In 1909, Szaniawski built an astronomical observatory at his estate. The observatory featured a rectangular building with a meridian room housing a meridian wheel from the Parisian Mailhat factory, equipped with an 81 mm lens. The observatory also included a precise pendulum clock and a Riefler clock with a steel-nickel pendulum.

The main instrument of the observatory was a refractor telescope, which at the time was the largest in Poland. It featured a 20 cm Zeiss lens with a 310 cm focal length and was equipped with two astro cameras for photographing the sky. The observatory also had a radio receiving station, and Szaniawski was the first in Poland to receive permission to use radio equipment from the Ministry of Posts and Telegraphs.
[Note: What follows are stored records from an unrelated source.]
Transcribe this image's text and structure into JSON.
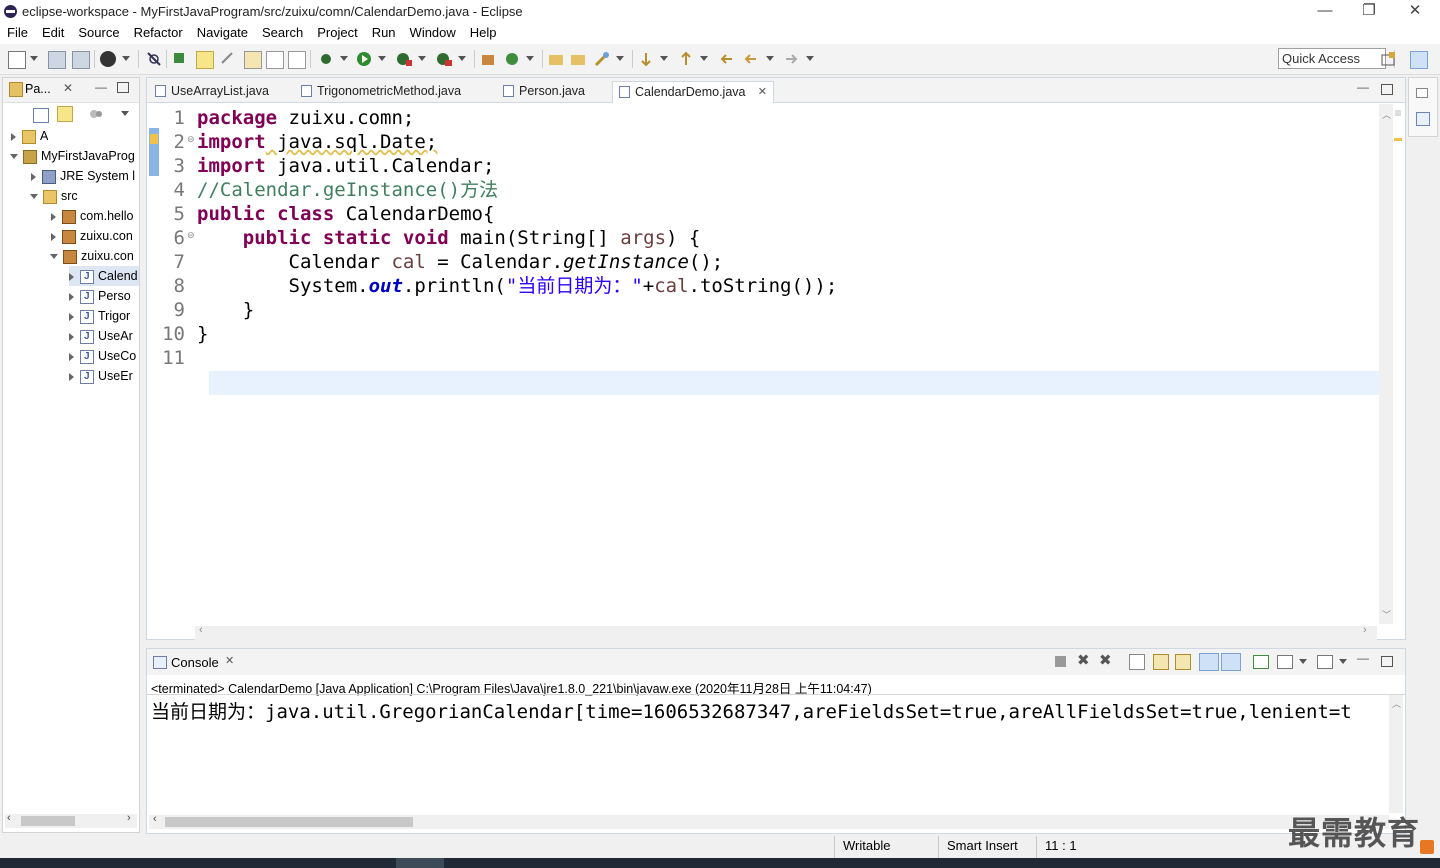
{
  "window": {
    "title": "eclipse-workspace - MyFirstJavaProgram/src/zuixu/comn/CalendarDemo.java - Eclipse",
    "minimize": "—",
    "restore": "❐",
    "close": "✕"
  },
  "menu": [
    "File",
    "Edit",
    "Source",
    "Refactor",
    "Navigate",
    "Search",
    "Project",
    "Run",
    "Window",
    "Help"
  ],
  "toolbar": {
    "quick_access": "Quick Access"
  },
  "package_explorer": {
    "title": "Pa...",
    "items": [
      {
        "label": "A",
        "icon": "folder-icon",
        "expanded": false
      },
      {
        "label": "MyFirstJavaProg",
        "icon": "project-icon",
        "expanded": true
      },
      {
        "label": "JRE System l",
        "icon": "library-icon",
        "expanded": false
      },
      {
        "label": "src",
        "icon": "source-folder-icon",
        "expanded": true
      },
      {
        "label": "com.hello",
        "icon": "package-icon",
        "expanded": false
      },
      {
        "label": "zuixu.con",
        "icon": "package-icon",
        "expanded": false
      },
      {
        "label": "zuixu.con",
        "icon": "package-icon",
        "expanded": true
      },
      {
        "label": "Calend",
        "icon": "java-file-icon",
        "expanded": false
      },
      {
        "label": "Perso",
        "icon": "java-file-icon",
        "expanded": false
      },
      {
        "label": "Trigor",
        "icon": "java-file-icon",
        "expanded": false
      },
      {
        "label": "UseAr",
        "icon": "java-file-icon",
        "expanded": false
      },
      {
        "label": "UseCo",
        "icon": "java-file-icon",
        "expanded": false
      },
      {
        "label": "UseEr",
        "icon": "java-file-icon",
        "expanded": false
      }
    ]
  },
  "editor": {
    "tabs": [
      {
        "label": "UseArrayList.java",
        "active": false
      },
      {
        "label": "TrigonometricMethod.java",
        "active": false
      },
      {
        "label": "Person.java",
        "active": false
      },
      {
        "label": "CalendarDemo.java",
        "active": true
      }
    ],
    "line_numbers": [
      "1",
      "2",
      "3",
      "4",
      "5",
      "6",
      "7",
      "8",
      "9",
      "10",
      "11"
    ],
    "code": {
      "l1_kw": "package",
      "l1_rest": " zuixu.comn;",
      "l2_kw": "import",
      "l2_rest": " java.sql.Date;",
      "l3_kw": "import",
      "l3_rest": " java.util.Calendar;",
      "l4_comment": "//Calendar.geInstance()方法",
      "l5_kw": "public class",
      "l5_rest": " CalendarDemo{",
      "l6_indent": "    ",
      "l6_kw": "public static void",
      "l6_rest": " main(String[] ",
      "l6_param": "args",
      "l6_end": ") {",
      "l7_a": "        Calendar ",
      "l7_var": "cal",
      "l7_b": " = Calendar.",
      "l7_method": "getInstance",
      "l7_c": "();",
      "l8_a": "        System.",
      "l8_field": "out",
      "l8_b": ".println(",
      "l8_str": "\"当前日期为：\"",
      "l8_c": "+",
      "l8_var": "cal",
      "l8_d": ".toString());",
      "l9": "    }",
      "l10": "}",
      "l11": ""
    }
  },
  "console": {
    "title": "Console",
    "terminated": "<terminated> CalendarDemo [Java Application] C:\\Program Files\\Java\\jre1.8.0_221\\bin\\javaw.exe (2020年11月28日 上午11:04:47)",
    "output": "当前日期为：java.util.GregorianCalendar[time=1606532687347,areFieldsSet=true,areAllFieldsSet=true,lenient=t"
  },
  "status": {
    "writable": "Writable",
    "insert_mode": "Smart Insert",
    "position": "11 : 1"
  },
  "watermark": "最需教育",
  "colors": {
    "keyword": "#7f0055",
    "comment": "#3f7f5f",
    "string": "#2a00ff",
    "field": "#0000c0",
    "current_line": "#e8f2fe"
  }
}
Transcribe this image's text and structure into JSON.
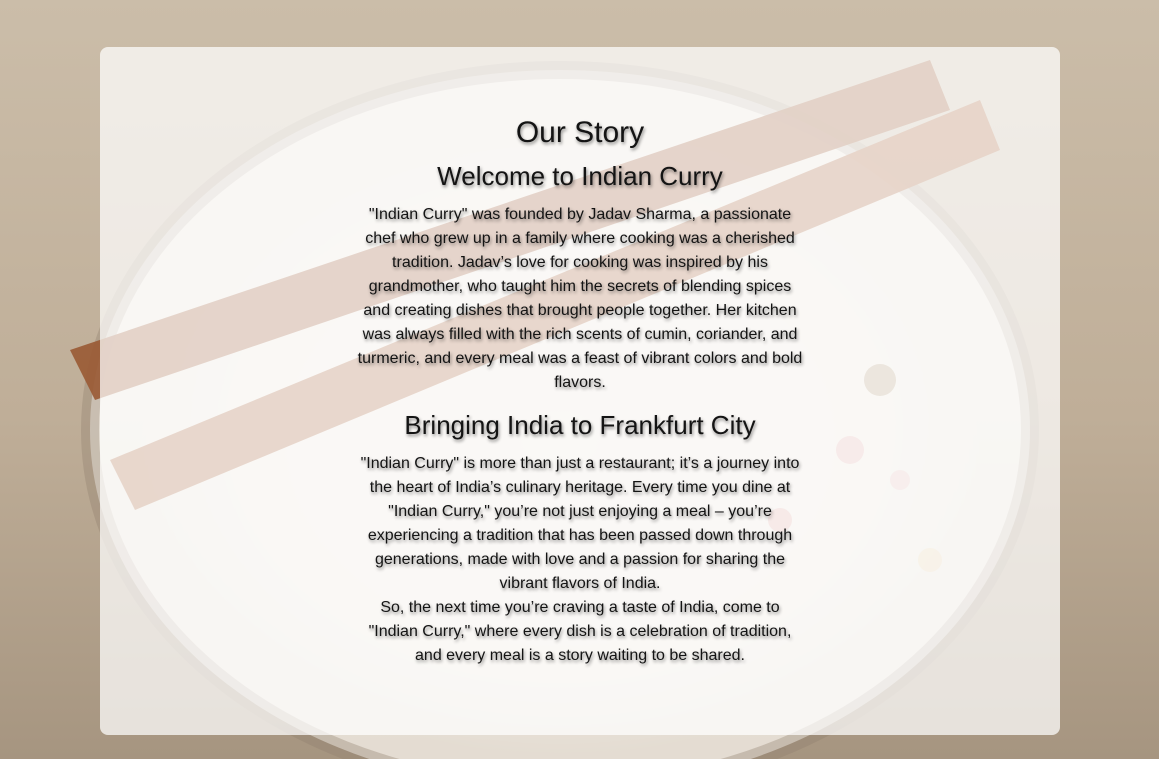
{
  "colors": {
    "panel": "rgba(255,255,255,0.72)",
    "text": "#141414",
    "background": "#cbbda9"
  },
  "page": {
    "title": "Our Story",
    "sections": [
      {
        "heading": "Welcome to Indian Curry",
        "paragraphs": [
          "\"Indian Curry\" was founded by Jadav Sharma, a passionate chef who grew up in a family where cooking was a cherished tradition. Jadav’s love for cooking was inspired by his grandmother, who taught him the secrets of blending spices and creating dishes that brought people together. Her kitchen was always filled with the rich scents of cumin, coriander, and turmeric, and every meal was a feast of vibrant colors and bold flavors."
        ]
      },
      {
        "heading": "Bringing India to Frankfurt City",
        "paragraphs": [
          "\"Indian Curry\" is more than just a restaurant; it’s a journey into the heart of India’s culinary heritage. Every time you dine at \"Indian Curry,\" you’re not just enjoying a meal – you’re experiencing a tradition that has been passed down through generations, made with love and a passion for sharing the vibrant flavors of India.",
          "So, the next time you’re craving a taste of India, come to \"Indian Curry,\" where every dish is a celebration of tradition, and every meal is a story waiting to be shared."
        ]
      }
    ]
  }
}
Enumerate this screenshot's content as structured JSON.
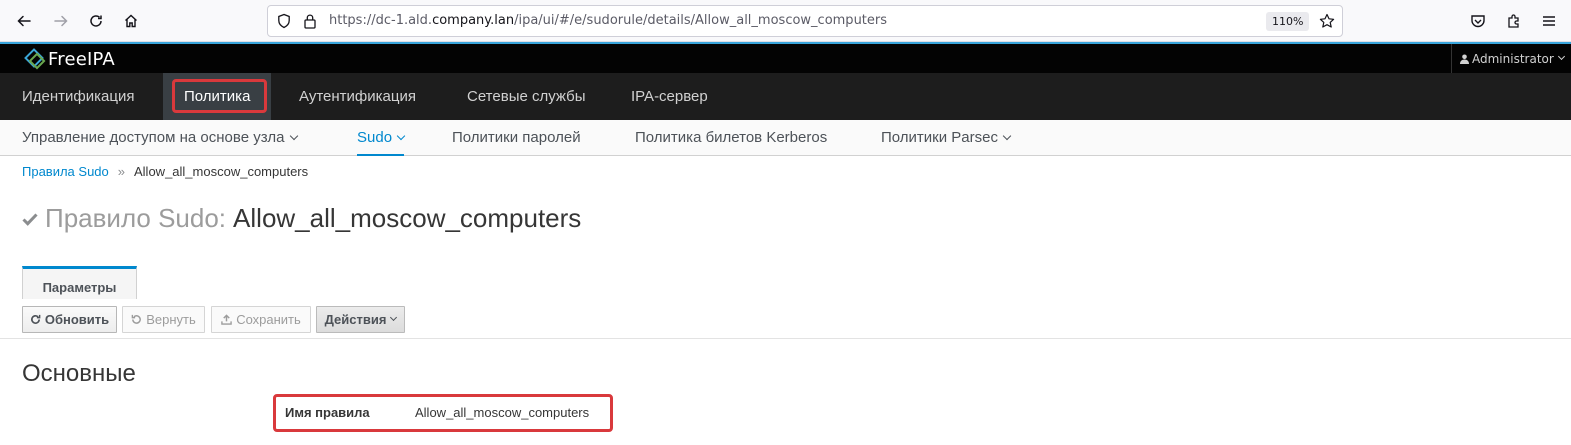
{
  "browser": {
    "url_prefix": "https://dc-1.ald.",
    "url_host": "company.lan",
    "url_path": "/ipa/ui/#/e/sudorule/details/Allow_all_moscow_computers",
    "zoom": "110%",
    "icons": [
      "back-icon",
      "forward-icon",
      "reload-icon",
      "home-icon",
      "shield-icon",
      "lock-icon",
      "star-icon",
      "pocket-icon",
      "extensions-icon",
      "menu-icon"
    ]
  },
  "app": {
    "logo_text": "FreeIPA",
    "user": "Administrator"
  },
  "menu": {
    "items": [
      "Идентификация",
      "Политика",
      "Аутентификация",
      "Сетевые службы",
      "IPA-сервер"
    ],
    "active": "Политика"
  },
  "subnav": {
    "items": [
      "Управление доступом на основе узла",
      "Sudo",
      "Политики паролей",
      "Политика билетов Kerberos",
      "Политики Parsec"
    ],
    "active": "Sudo"
  },
  "breadcrumb": {
    "parent": "Правила Sudo",
    "separator": "»",
    "current": "Allow_all_moscow_computers"
  },
  "page": {
    "title_prefix": "Правило Sudo:",
    "title_name": "Allow_all_moscow_computers",
    "tab": "Параметры"
  },
  "toolbar": {
    "refresh": "Обновить",
    "revert": "Вернуть",
    "save": "Сохранить",
    "actions": "Действия"
  },
  "section": {
    "title": "Основные",
    "field_label": "Имя правила",
    "field_value": "Allow_all_moscow_computers"
  },
  "colors": {
    "accent": "#0088ce",
    "highlight": "#d9393c",
    "header_bg": "#030303",
    "menu_bg": "#1d1d1d"
  }
}
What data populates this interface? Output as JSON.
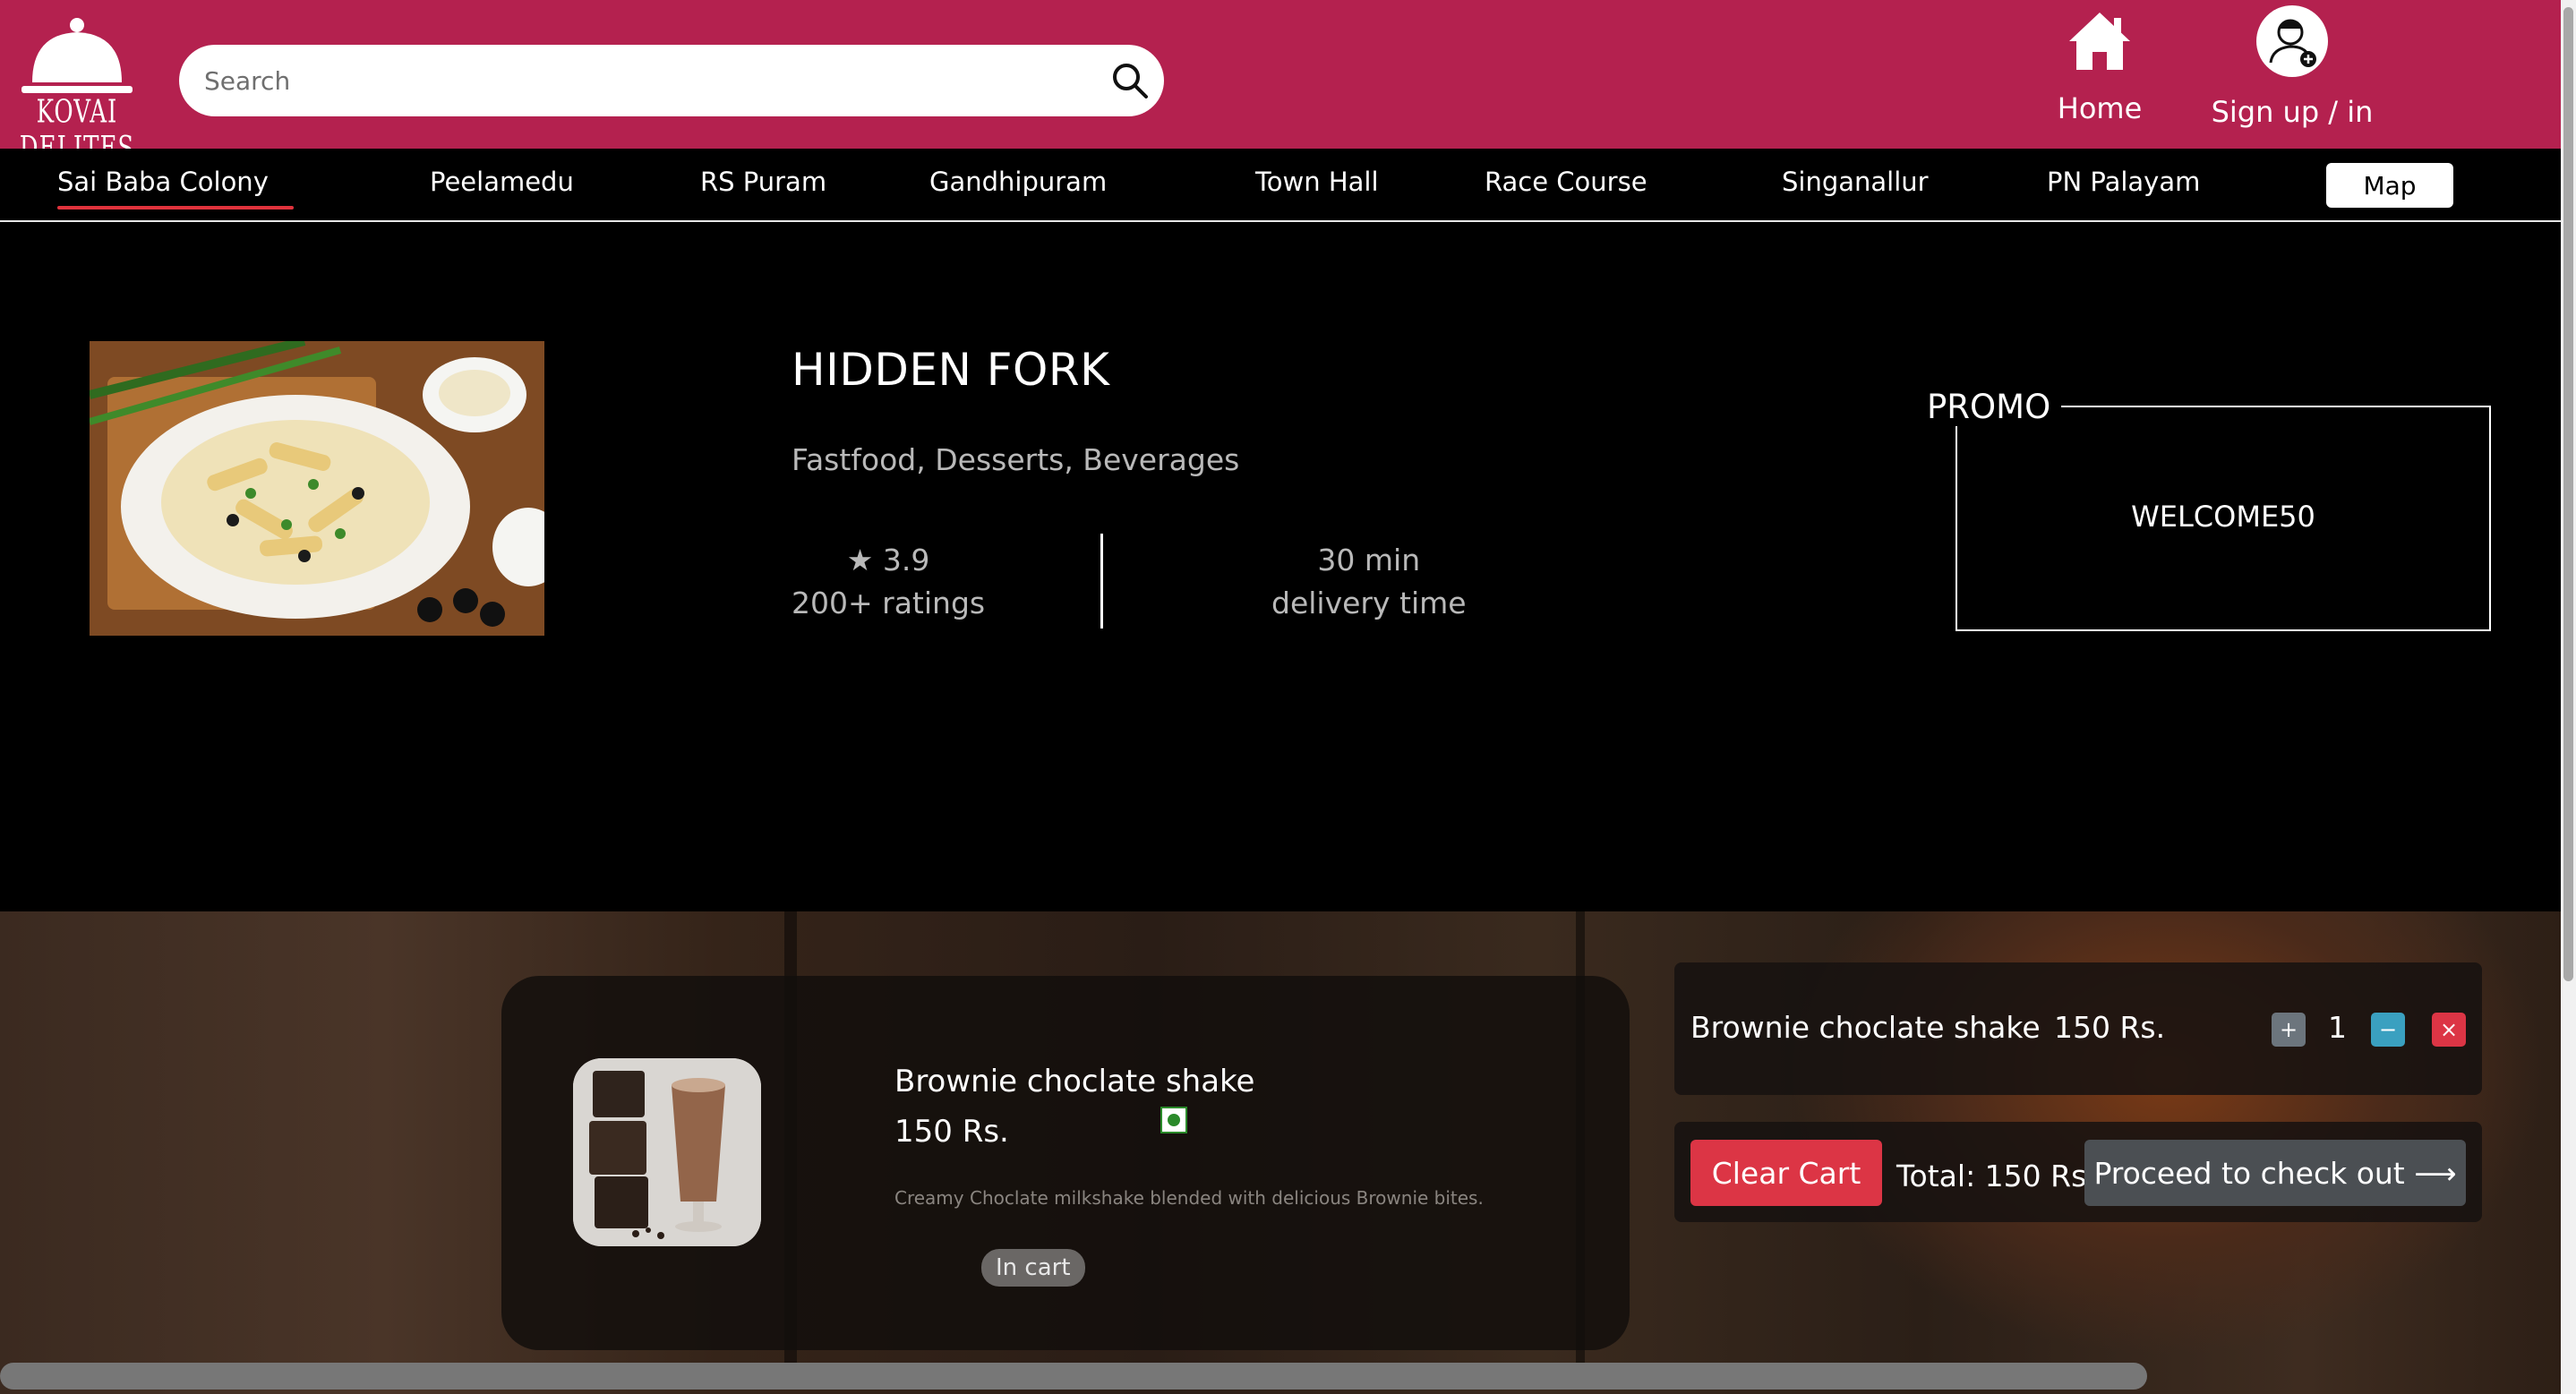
{
  "header": {
    "logo_text": "KOVAI DELITES",
    "search_placeholder": "Search",
    "nav": [
      {
        "label": "Home",
        "icon": "home-icon"
      },
      {
        "label": "Sign up / in",
        "icon": "user-add-icon"
      }
    ],
    "colors": {
      "brand": "#b4214f"
    }
  },
  "locations": {
    "items": [
      "Sai Baba Colony",
      "Peelamedu",
      "RS Puram",
      "Gandhipuram",
      "Town Hall",
      "Race Course",
      "Singanallur",
      "PN Palayam"
    ],
    "active": "Sai Baba Colony",
    "map_label": "Map"
  },
  "restaurant": {
    "name": "HIDDEN FORK",
    "cuisines": "Fastfood, Desserts, Beverages",
    "rating": "★ 3.9",
    "ratings_count": "200+ ratings",
    "delivery_time": "30 min",
    "delivery_label": "delivery time",
    "promo_title": "PROMO",
    "promo_code": "WELCOME50"
  },
  "menu_item": {
    "name": "Brownie choclate shake",
    "price": "150 Rs.",
    "description": "Creamy Choclate milkshake blended with delicious Brownie bites.",
    "status": "In cart",
    "veg": true
  },
  "cart": {
    "item_name": "Brownie choclate shake",
    "item_price": "150 Rs.",
    "quantity": "1",
    "plus": "+",
    "minus": "−",
    "remove": "×",
    "clear_label": "Clear Cart",
    "total": "Total: 150 Rs.",
    "checkout_label": "Proceed to check out ⟶",
    "colors": {
      "clear": "#dc3545",
      "minus": "#3aa0c0",
      "remove": "#dc3545",
      "plus": "#6c757d"
    }
  }
}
During World War I, the observatory was damaged, and some instruments were stolen but later returned. However, the estate's financial difficulties and the broader economic crisis forced Szaniawski to close the observatory in 1925. The instruments were sold to the Nicolaus Copernicus National Astronomical Institute.

== Death ==
Władysław Szaniawski died on 16 January 1931 and was buried in the cemetery at Przegaliny Duże. His grave remains cared for by local residents.

== Present day ==
The former Szaniawski estate in Przegaliny is now the headquarters of the local motorcycle club "Panther".